Bruce Springsteen has worked with Terrence Real and also wrote the foreword of Real’s new book “Us: Getting Past You and Me to Build a More Loving RelationshipBoth Laurie Gottlieb and Esther Perel, world-class therapists also known for their books and podcasts, reviewed the book. Perel calls it “the book that we all need to read to create more thriving and intimate connections.” and Gottlieb adds ” Chock-full of wisdom, research, and innovative teachings, Us is the book every human should read in order to truly understand not just their partners, but themselves.” And here’s what Gwyneth Paltrow thinks about Terrence Real’s book:
“This book is a road map for all of us who seek true intimacy. Real’s approach teaches us how to step outside the culture of individualism and embrace our interconnectedness. We can use it to heal a single relationship and to shift our collective culture. “
Terrence Real is known for his work with couples and created the Relational Life Institute where he shares his experience and knowledge in different training courses. People can get certified in Relational Life Therapy, his couples counseling model.
Despite the book’s focus on relationships and couples, there are plenty of leadership lessons in it. Leadership is after all about having good relationships with your team and peer leaders.
Self-awareness goes way beyond knowing your values and strengths. When you are at work and interact with your team, ask yourself “Who is showing up right now?” Each of us has different sub personalities, but the question is do you show up as the Wise Adult or the Adaptive Child? These two expressions are central to Real’s book and require some more exploration.
The Wise Adult is the rational version of you. It’s when the prefrontal cortex, the part of your brain responsible for rational thinking, is activated and you act from a place of reason. You are capable of making decisions, planning and controlling your impulses.
The Adaptive Child, on the other hand, is the part of you that you developed when you were younger and had to adapt to some less pleasant circumstances. It’s related to the part of the brain that is in charge of your “fight or flight response”. In other words, it checks if you are safe or not.
Your automatic response to most situations will come from your Adaptive Child as you’ve lived with it for so long and it’s there to protect you. It brought you to where you are now and helped you survive some difficult moments.
Yet, you’re now in a different part of your life where it’s important to focus on your Wise Adult and teach your Adaptive Child that you are safe and don’t need its protection anymore.

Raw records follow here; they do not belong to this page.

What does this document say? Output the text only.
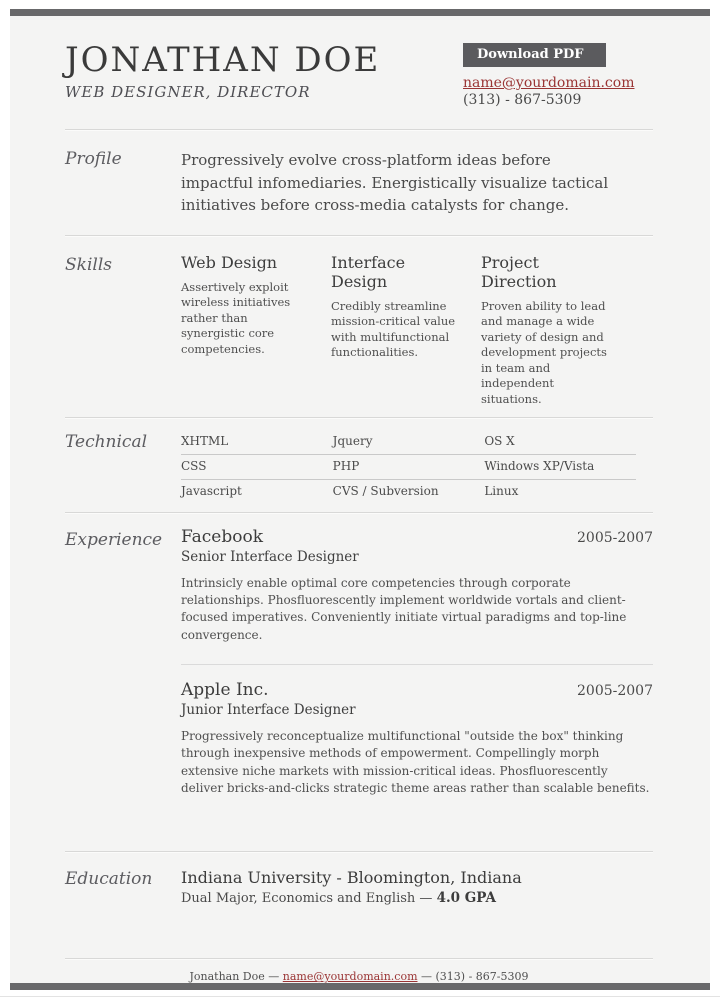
JONATHAN DOE
WEB DESIGNER, DIRECTOR
Download PDF name@yourdomain.com
(313) - 867-5309
Profile	Progressively evolve cross-platform ideas before impactful infomediaries. Energistically visualize tactical initiatives before cross-media catalysts for change.

Skills	Web Design

Assertively exploit wireless initiatives rather than synergistic core competencies.

Interface Design

Credibly streamline mission-critical value with multifunctional functionalities.

Project Direction

Proven ability to lead and manage a wide variety of design and development projects in team and independent situations.

Technical	XHTML	Jquery	OS X
CSS	PHP	Windows XP/Vista
Javascript	CVS / Subversion	Linux
Experience	Facebook
Senior Interface Designer
2005-2007

Intrinsicly enable optimal core competencies through corporate relationships. Phosfluorescently implement worldwide vortals and client-focused imperatives. Conveniently initiate virtual paradigms and top-line convergence.

Apple Inc.
Junior Interface Designer
2005-2007

Progressively reconceptualize multifunctional "outside the box" thinking through inexpensive methods of empowerment. Compellingly morph extensive niche markets with mission-critical ideas. Phosfluorescently deliver bricks-and-clicks strategic theme areas rather than scalable benefits.

Education	Indiana University - Bloomington, Indiana
Dual Major, Economics and English — 4.0 GPA
Jonathan Doe — name@yourdomain.com — (313) - 867-5309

It’s crucial to pause and ask yourself “Who’s talking right now? Is it my Wise Adult or the Adaptive Child?” If you feel that it’s the more emotional part of yourself, it’s best to take a moment, ground and center yourself. Remind yourself that you are safe and that there’s no need to defend yourself.
Show up as your Wise Adult and remind yourself of the next lesson:
You are not alone
We live in a very individualistic society where the illusion persists that you are supposed to do everything on your own, that hard work is everything and that one should always strive for more. In the workplace, this translates into a very competitive environment where it’s hard to find people you can truly trust and who genuinely support you and have your best interest in mind.
Luckily, a shift is happening and new leadership trends like “compassionate leadership” or “relational leadership” are emerging. This is exactly where Terrence Real’s book picks up, too. It is, after all, called “Us: Getting Past You and Me to Build a More Loving Relationship”.
Looking at work from the perspective of “we”, “us” or “the team” puts the individual into the background and focuses on the collective. The connection between the team members (including the manager!) all of a sudden gains much more important. As the saying goes “There’s no ‘I’ in team”.
Connection on all levels
Real goes one step further and brings up the topic of neuroscience to show that no matter what we believe, we are all connected. Our nervous systems regulate each other, and the more time we spend with each other, the more our nervous systems co-regulate one other.
So for the sake of your wellbeing and your nervous system, put on your “we glasses” and take on the collective perspective instead of spending too much time thinking about the “I”. Both your team and your partner will thank you for it.